G-Node/nix

concurrent reads on a file unsafe

Ott-Alexander opened this issue · 10 comments

There is a way to built HDF5-lib in thread-safe mode, which allows concurrent reads but that is only for C officially supported.
https://portal.hdfgroup.org/display/knowledge/Questions+about+thread-safety+and+concurrent+access

Wait, concurrent reads are unsafe?
The linked FAQ says

Does HDF5 support concurrent access to a single dataset from multiple processes?
If all processes are reading, then, yes, HDF5 (serial) does support this.

Reading while writing is also "safe" (in that there is no possibility of on-disk corruption) but the reader might be getting inconsistent data.

gicmo commented

NB: we are not using the official C++ bindings, but have our own version.
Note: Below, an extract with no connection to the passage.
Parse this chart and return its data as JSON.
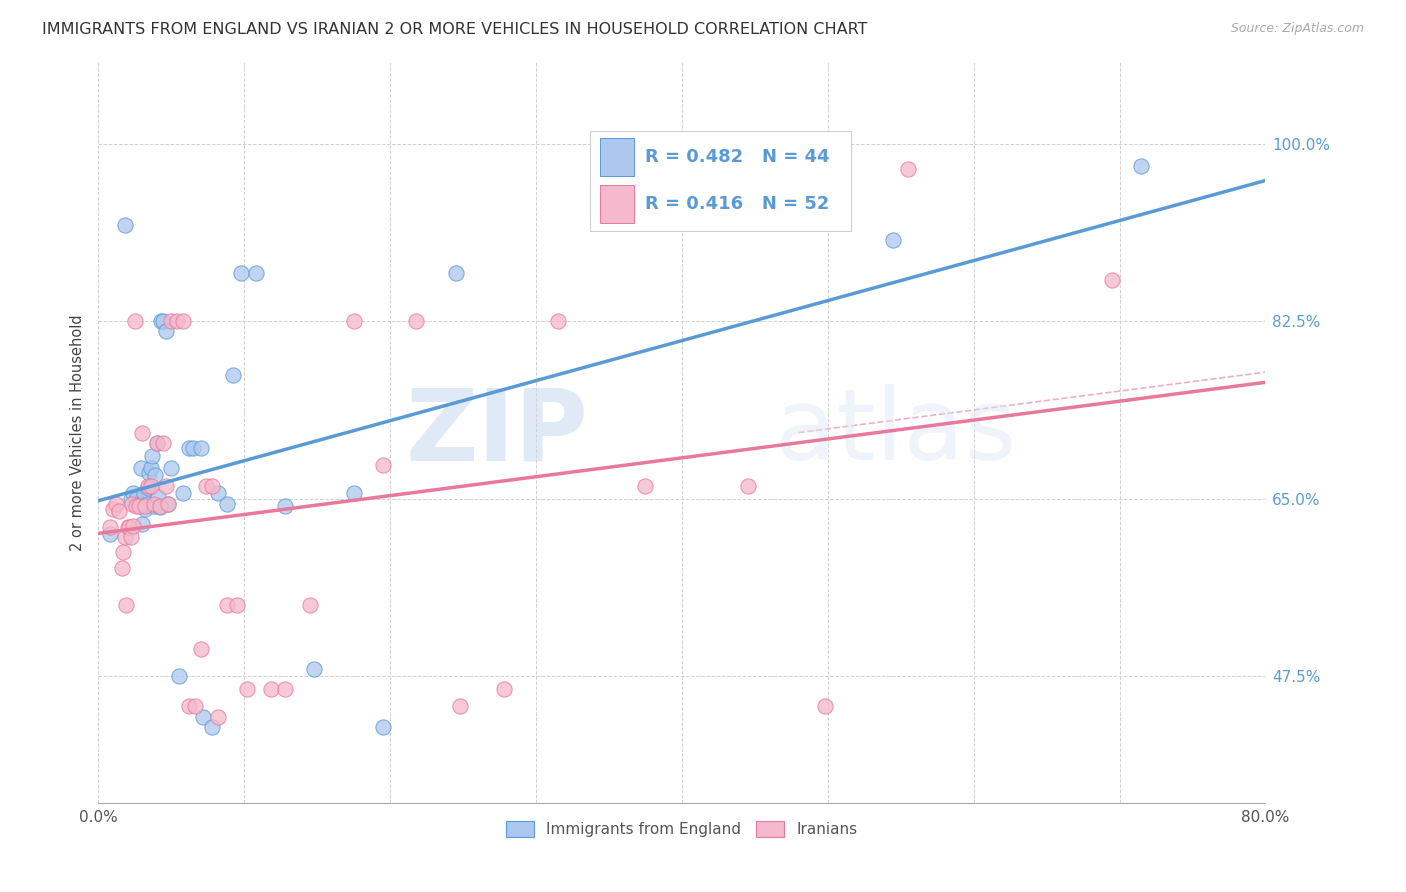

They are a thin layer on top of the C library and I don't think they are done in a non-thread-safe way; but I am not 100% sure. They would need to be checked.
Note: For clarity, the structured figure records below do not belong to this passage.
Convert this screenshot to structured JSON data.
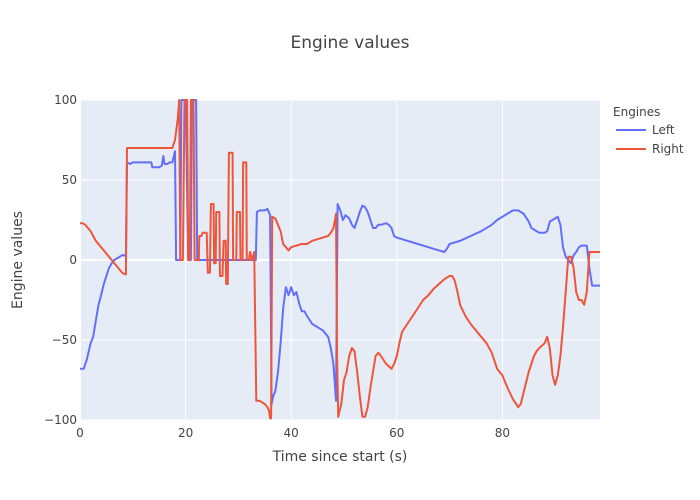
{
  "chart_data": {
    "type": "line",
    "title": "Engine values",
    "xlabel": "Time since start (s)",
    "ylabel": "Engine values",
    "xlim": [
      0,
      98.5
    ],
    "ylim": [
      -100,
      100
    ],
    "xticks": [
      0,
      20,
      40,
      60,
      80
    ],
    "yticks": [
      100,
      50,
      0,
      -50,
      -100
    ],
    "ytick_labels": [
      "100",
      "50",
      "0",
      "−50",
      "−100"
    ],
    "grid": true,
    "legend": {
      "title": "Engines",
      "placement": "top-right outside"
    },
    "colors": {
      "plot_bg": "#E5ECF6",
      "grid": "#ffffff",
      "Left": "#636EFA",
      "Right": "#EF553B"
    },
    "series": [
      {
        "name": "Left",
        "color": "#636EFA",
        "points": [
          [
            0,
            -68
          ],
          [
            0.7,
            -68
          ],
          [
            1.3,
            -62
          ],
          [
            2,
            -52
          ],
          [
            2.5,
            -48
          ],
          [
            3,
            -38
          ],
          [
            3.5,
            -28
          ],
          [
            4,
            -22
          ],
          [
            4.5,
            -15
          ],
          [
            5,
            -10
          ],
          [
            5.5,
            -5
          ],
          [
            6,
            -2
          ],
          [
            6.5,
            0
          ],
          [
            7,
            1
          ],
          [
            8,
            3
          ],
          [
            8.5,
            3
          ],
          [
            8.7,
            2
          ],
          [
            8.9,
            61
          ],
          [
            9.5,
            60
          ],
          [
            10,
            61
          ],
          [
            10.5,
            61
          ],
          [
            13.5,
            61
          ],
          [
            13.7,
            58
          ],
          [
            14.5,
            58
          ],
          [
            15,
            58
          ],
          [
            15.5,
            59
          ],
          [
            15.8,
            65
          ],
          [
            16,
            60
          ],
          [
            16.5,
            60
          ],
          [
            17,
            61
          ],
          [
            17.5,
            61
          ],
          [
            18,
            68
          ],
          [
            18.2,
            0
          ],
          [
            19,
            0
          ],
          [
            19.2,
            100
          ],
          [
            20,
            100
          ],
          [
            20.5,
            0
          ],
          [
            21,
            0
          ],
          [
            21.2,
            100
          ],
          [
            22,
            100
          ],
          [
            22.2,
            0
          ],
          [
            22.5,
            0
          ],
          [
            23,
            0
          ],
          [
            25,
            0
          ],
          [
            26.5,
            0
          ],
          [
            28,
            0
          ],
          [
            29.5,
            0
          ],
          [
            31,
            0
          ],
          [
            32,
            0
          ],
          [
            32.5,
            0
          ],
          [
            33,
            0
          ],
          [
            33.3,
            0
          ],
          [
            33.5,
            30
          ],
          [
            34,
            31
          ],
          [
            34.5,
            31
          ],
          [
            35,
            31
          ],
          [
            35.5,
            32
          ],
          [
            36,
            28
          ],
          [
            36.3,
            -90
          ],
          [
            36.6,
            -85
          ],
          [
            37,
            -82
          ],
          [
            37.5,
            -70
          ],
          [
            38,
            -52
          ],
          [
            38.5,
            -30
          ],
          [
            39,
            -17
          ],
          [
            39.5,
            -22
          ],
          [
            40,
            -17
          ],
          [
            40.5,
            -22
          ],
          [
            41,
            -20
          ],
          [
            41.5,
            -27
          ],
          [
            42,
            -32
          ],
          [
            42.5,
            -32
          ],
          [
            43,
            -35
          ],
          [
            44,
            -40
          ],
          [
            45,
            -42
          ],
          [
            46,
            -44
          ],
          [
            47,
            -48
          ],
          [
            47.5,
            -55
          ],
          [
            48,
            -65
          ],
          [
            48.5,
            -88
          ],
          [
            48.8,
            35
          ],
          [
            49.3,
            31
          ],
          [
            49.8,
            25
          ],
          [
            50.3,
            28
          ],
          [
            51,
            26
          ],
          [
            51.5,
            22
          ],
          [
            52,
            20
          ],
          [
            52.5,
            25
          ],
          [
            53,
            30
          ],
          [
            53.5,
            34
          ],
          [
            54,
            33
          ],
          [
            54.5,
            30
          ],
          [
            55,
            25
          ],
          [
            55.5,
            20
          ],
          [
            56,
            20
          ],
          [
            56.5,
            22
          ],
          [
            57,
            22
          ],
          [
            58,
            23
          ],
          [
            58.5,
            22
          ],
          [
            59,
            20
          ],
          [
            59.5,
            15
          ],
          [
            60,
            14
          ],
          [
            62,
            12
          ],
          [
            64,
            10
          ],
          [
            66,
            8
          ],
          [
            68,
            6
          ],
          [
            69,
            5
          ],
          [
            69.5,
            7
          ],
          [
            70,
            10
          ],
          [
            72,
            12
          ],
          [
            74,
            15
          ],
          [
            76,
            18
          ],
          [
            78,
            22
          ],
          [
            79,
            25
          ],
          [
            80,
            27
          ],
          [
            81,
            29
          ],
          [
            82,
            31
          ],
          [
            83,
            31
          ],
          [
            84,
            29
          ],
          [
            85,
            24
          ],
          [
            85.5,
            20
          ],
          [
            86,
            19
          ],
          [
            87,
            17
          ],
          [
            88,
            17
          ],
          [
            88.5,
            18
          ],
          [
            89,
            24
          ],
          [
            89.5,
            25
          ],
          [
            90,
            26
          ],
          [
            90.5,
            27
          ],
          [
            91,
            22
          ],
          [
            91.5,
            8
          ],
          [
            92,
            2
          ],
          [
            93,
            -2
          ],
          [
            93.5,
            3
          ],
          [
            94,
            5
          ],
          [
            94.5,
            8
          ],
          [
            95,
            9
          ],
          [
            96,
            9
          ],
          [
            96.5,
            -5
          ],
          [
            97,
            -16
          ],
          [
            98.5,
            -16
          ]
        ]
      },
      {
        "name": "Right",
        "color": "#EF553B",
        "points": [
          [
            0,
            23
          ],
          [
            0.5,
            23
          ],
          [
            1,
            22
          ],
          [
            1.5,
            20
          ],
          [
            2,
            18
          ],
          [
            2.5,
            15
          ],
          [
            3,
            12
          ],
          [
            3.5,
            10
          ],
          [
            4,
            8
          ],
          [
            4.5,
            6
          ],
          [
            5,
            4
          ],
          [
            5.5,
            2
          ],
          [
            6,
            0
          ],
          [
            6.5,
            -2
          ],
          [
            7,
            -4
          ],
          [
            7.5,
            -6
          ],
          [
            8,
            -8
          ],
          [
            8.5,
            -9
          ],
          [
            8.7,
            -9
          ],
          [
            8.9,
            70
          ],
          [
            10,
            70
          ],
          [
            13,
            70
          ],
          [
            16,
            70
          ],
          [
            17.5,
            70
          ],
          [
            18,
            75
          ],
          [
            18.5,
            88
          ],
          [
            18.8,
            100
          ],
          [
            19,
            0
          ],
          [
            19.5,
            0
          ],
          [
            19.8,
            100
          ],
          [
            20.3,
            100
          ],
          [
            20.5,
            0
          ],
          [
            20.8,
            0
          ],
          [
            21,
            100
          ],
          [
            21.5,
            100
          ],
          [
            21.7,
            0
          ],
          [
            22.5,
            0
          ],
          [
            22.6,
            15
          ],
          [
            23,
            15
          ],
          [
            23.2,
            17
          ],
          [
            24,
            17
          ],
          [
            24.2,
            -8
          ],
          [
            24.6,
            -8
          ],
          [
            24.8,
            35
          ],
          [
            25.3,
            35
          ],
          [
            25.4,
            -2
          ],
          [
            25.7,
            -2
          ],
          [
            25.8,
            30
          ],
          [
            26.4,
            30
          ],
          [
            26.5,
            -10
          ],
          [
            27,
            -10
          ],
          [
            27.2,
            12
          ],
          [
            27.6,
            12
          ],
          [
            27.7,
            -15
          ],
          [
            28,
            -15
          ],
          [
            28.2,
            67
          ],
          [
            28.9,
            67
          ],
          [
            29,
            0
          ],
          [
            29.6,
            0
          ],
          [
            29.7,
            30
          ],
          [
            30.3,
            30
          ],
          [
            30.4,
            0
          ],
          [
            30.8,
            0
          ],
          [
            30.9,
            61
          ],
          [
            31.5,
            61
          ],
          [
            31.6,
            0
          ],
          [
            32,
            0
          ],
          [
            32.2,
            5
          ],
          [
            32.6,
            0
          ],
          [
            33,
            5
          ],
          [
            33.4,
            -88
          ],
          [
            34,
            -88
          ],
          [
            35,
            -90
          ],
          [
            35.5,
            -92
          ],
          [
            35.8,
            -94
          ],
          [
            36,
            -99
          ],
          [
            36.2,
            -99
          ],
          [
            36.4,
            27
          ],
          [
            37,
            26
          ],
          [
            37.5,
            22
          ],
          [
            38,
            18
          ],
          [
            38.5,
            10
          ],
          [
            39,
            8
          ],
          [
            39.5,
            6
          ],
          [
            40,
            8
          ],
          [
            41,
            9
          ],
          [
            42,
            10
          ],
          [
            43,
            10
          ],
          [
            44,
            12
          ],
          [
            45,
            13
          ],
          [
            46,
            14
          ],
          [
            47,
            15
          ],
          [
            47.5,
            17
          ],
          [
            48,
            20
          ],
          [
            48.3,
            25
          ],
          [
            48.5,
            29
          ],
          [
            48.7,
            -60
          ],
          [
            48.9,
            -98
          ],
          [
            49.5,
            -90
          ],
          [
            50,
            -75
          ],
          [
            50.5,
            -70
          ],
          [
            51,
            -60
          ],
          [
            51.5,
            -55
          ],
          [
            52,
            -57
          ],
          [
            52.5,
            -70
          ],
          [
            53,
            -85
          ],
          [
            53.5,
            -98
          ],
          [
            54,
            -98
          ],
          [
            54.5,
            -92
          ],
          [
            55,
            -80
          ],
          [
            55.5,
            -70
          ],
          [
            56,
            -60
          ],
          [
            56.5,
            -58
          ],
          [
            57,
            -60
          ],
          [
            58,
            -65
          ],
          [
            59,
            -68
          ],
          [
            59.5,
            -65
          ],
          [
            60,
            -60
          ],
          [
            60.5,
            -52
          ],
          [
            61,
            -45
          ],
          [
            62,
            -40
          ],
          [
            63,
            -35
          ],
          [
            64,
            -30
          ],
          [
            65,
            -25
          ],
          [
            66,
            -22
          ],
          [
            67,
            -18
          ],
          [
            68,
            -15
          ],
          [
            69,
            -12
          ],
          [
            70,
            -10
          ],
          [
            70.5,
            -10
          ],
          [
            71,
            -13
          ],
          [
            71.5,
            -20
          ],
          [
            72,
            -28
          ],
          [
            73,
            -35
          ],
          [
            74,
            -40
          ],
          [
            75,
            -44
          ],
          [
            76,
            -48
          ],
          [
            77,
            -52
          ],
          [
            78,
            -58
          ],
          [
            79,
            -68
          ],
          [
            80,
            -72
          ],
          [
            81,
            -80
          ],
          [
            82,
            -87
          ],
          [
            83,
            -92
          ],
          [
            83.5,
            -90
          ],
          [
            84,
            -83
          ],
          [
            85,
            -70
          ],
          [
            86,
            -60
          ],
          [
            86.5,
            -57
          ],
          [
            87,
            -55
          ],
          [
            88,
            -52
          ],
          [
            88.5,
            -48
          ],
          [
            89,
            -55
          ],
          [
            89.5,
            -72
          ],
          [
            90,
            -78
          ],
          [
            90.5,
            -72
          ],
          [
            91,
            -60
          ],
          [
            91.5,
            -42
          ],
          [
            92,
            -20
          ],
          [
            92.5,
            2
          ],
          [
            93,
            2
          ],
          [
            93.5,
            -5
          ],
          [
            94,
            -20
          ],
          [
            94.5,
            -25
          ],
          [
            95,
            -25
          ],
          [
            95.5,
            -28
          ],
          [
            96,
            -20
          ],
          [
            96.5,
            5
          ],
          [
            97,
            5
          ],
          [
            98.5,
            5
          ]
        ]
      }
    ]
  }
}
Doesn't everything use the core C library at the end of the day (h5py included)?

gicmo commented

@achilleas-k sure, but in the C++ one could cache/re-use handles or what not that makes it non-thread safe/aware.

@gicmo Good point. Had not considered.

Back to the original issue: Are concurrent reads unsafe?

gicmo commented

I don't think so, I can't think of something funny we do, that would make them. @nyxas you have any indication of reads being a problem? Crashes?
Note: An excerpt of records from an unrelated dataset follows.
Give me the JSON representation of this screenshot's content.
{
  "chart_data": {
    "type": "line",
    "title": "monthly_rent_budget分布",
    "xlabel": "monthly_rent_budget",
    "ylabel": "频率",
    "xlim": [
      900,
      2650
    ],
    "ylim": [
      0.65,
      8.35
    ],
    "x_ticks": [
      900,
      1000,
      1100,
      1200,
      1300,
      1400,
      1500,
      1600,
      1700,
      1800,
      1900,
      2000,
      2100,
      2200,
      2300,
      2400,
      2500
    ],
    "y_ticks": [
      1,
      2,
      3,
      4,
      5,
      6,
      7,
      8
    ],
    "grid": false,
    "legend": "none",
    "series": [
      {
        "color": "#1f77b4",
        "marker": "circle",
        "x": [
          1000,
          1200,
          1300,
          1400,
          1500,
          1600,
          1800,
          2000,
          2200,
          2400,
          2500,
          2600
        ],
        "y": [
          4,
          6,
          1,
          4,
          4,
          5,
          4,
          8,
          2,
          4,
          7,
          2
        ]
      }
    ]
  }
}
In nixview i'm currently building a way to load more data for plots and for that i'm using a second thread.
When it loads more data there a some seemingly random instances where it throws one of two errors.
After the first one nixview crashes completely the second one doesn't have any obvious consequences.
(going to push my branch soon and link to it)

Error 1:
#000: ../../../src/H5L.c line 813 in H5Lexists(): not a location
major: Invalid arguments to routine
minor: Inappropriate type
#1: ../../../src/H5Gloc.c line 195 in H5G_loc(): invalid group ID
major: Invalid arguments to routine
minor: Bad value

and error 2:

HDF5-DIAG: Error detected in HDF5 (1.8.16) thread 140473211713280:
#000: ../../../src/H5I.c line 1384 in H5Idec_ref(): can't decrement ID ref count
major: Object atom
minor: Unable to decrement reference count
#1: ../../../src/H5I.c line 1491 in H5I_dec_app_ref(): can't decrement ID ref count
major: Object atom
minor: Unable to decrement reference count
#2: ../../../src/H5I.c line 1421 in H5I_dec_ref(): can't locate ID
major: Object atom
minor: Unable to find atom information (already closed?)

So finally pushed it.

The errors occur in getAxis() in the LoadingThread. (line 112)
But the function only gets copies of the members, so there should be, as far as i know, no way for the main thread to interfere with it during this function, except if they can't both read the file at the same time.
https://github.com/Nyxas/NixView/blob/lineplotter_rework2/utils/loadthread.cpp

I built in a delay in run() before it starts and since then get no problems, but I can't say for sure if it's just very rare because it runs only rarely, or it is 'fixed' because the lineplotter doesn't access the DataArray anymore.

And the lineplotter that controls the Thread:
https://github.com/Nyxas/NixView/blob/lineplotter_rework2/plotter/lineplotter.cpp

I think both threads call functions on the dimension of the array at the same time.
In loadthread during the getAxis() and in lineplotter during the calcStartExtent() (line 141) and checkForMoreData() (line 457).
I tested them and they also throw the same errors

Closing this for now: The current state is that concurrent access to the file should be avoided.